I’m currently working in China and across from a Kindergarten to Grade 9 Chinese School. Interestingly, they start at 8am and end at 4:30, but when I take out their 2 half-hour recesses and their 1.5 hour long lunch, and their 5-minute breaks between each class, they actually have less class time than our school that goes from 8:30 to 3:30. That said, the rigor and testing is considerable with a minimum of 1 test weekly in every subject and daily testing in others. Also, all extra curricular activities that we have planned now exclude their Grade 9′s who spend almost 2 months with a schedule much like you describe above as they prepare for the state tests that decide which High School they will attend.

I comment now to note that first of all hours at school don’t necessarily mean hours studying and also to note that the gradual pressure and high stakes nature may show up far more in the mega cities of Beijing and Shanghai and may be less pronounced elsewhere.
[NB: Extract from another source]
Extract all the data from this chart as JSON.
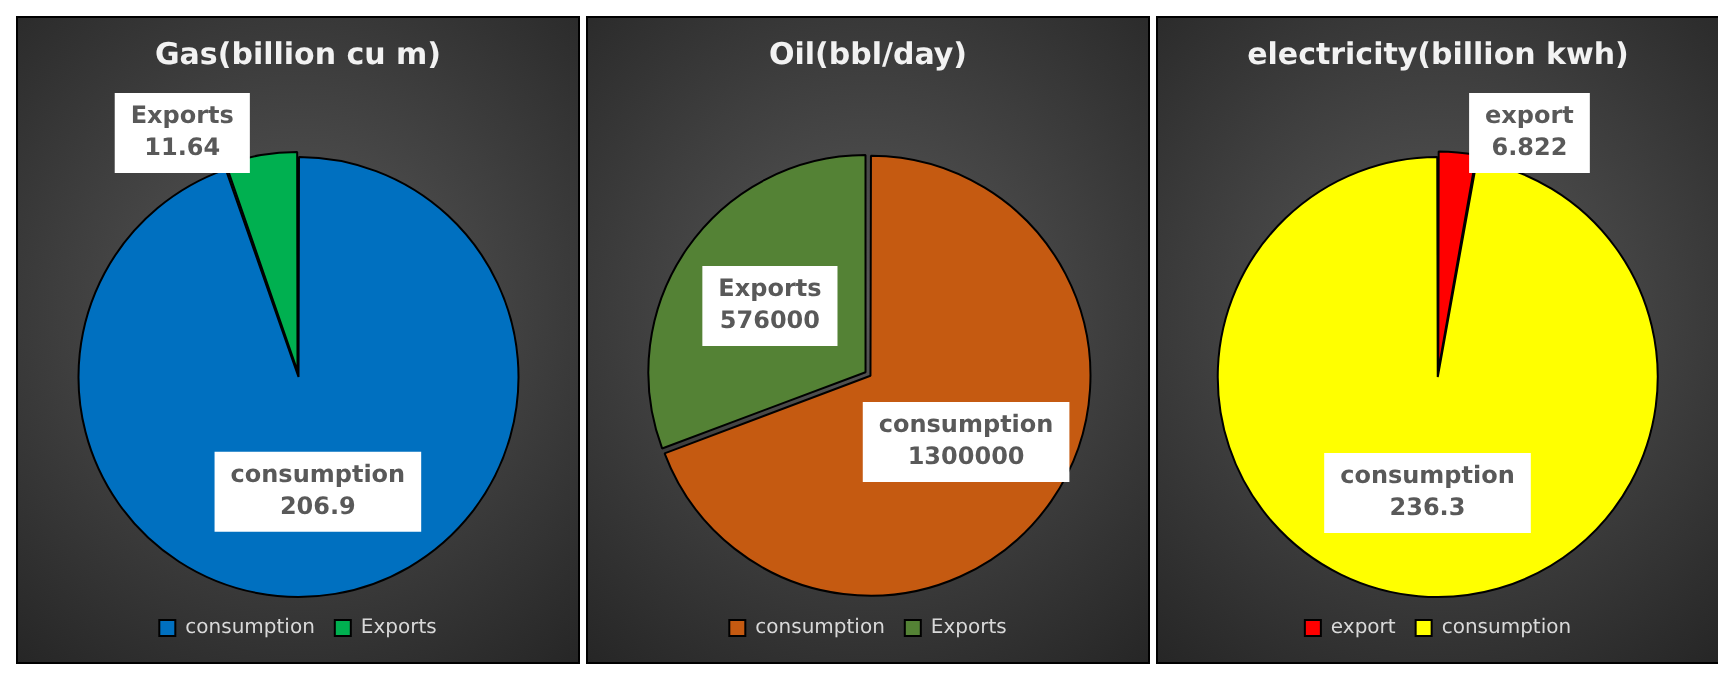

As a final comment, they are taking steps to Westernize and the school across from us now puts younger kids in table groups and do specific cooperative activities in their classes. It’s a challenge to balance with the testing they do, but I’d me more concerned about their ability to implement best practice in a sweeping way across millions of schools than I would be concerned with the amount of time spent in classes… Finland puts teachers in front of kids far less than both the US and China and can still be at the top of the global standings.

Juan-Carlos C.

As middle school teacher in an urban school district, I believe that factors as cultural bonding (respect for family values), discipline and the effort the effort that students need for continuing their further education is the real difference with our educational system. I wonder if in Chinese educational system students who barely attend to school during a school year are automatic promoted to the next level just for “lowering” school drop out rate (accountable for school). Education is free in America (I guess in China too), students and parents are aware about their civil rights but very often forget about their civil duties. If parents and students were accountable for promotion standards we probably could have better performance on international assessments. Finally, it is understandable to know why China invests sending engineers abroad while we invest sending military personnel.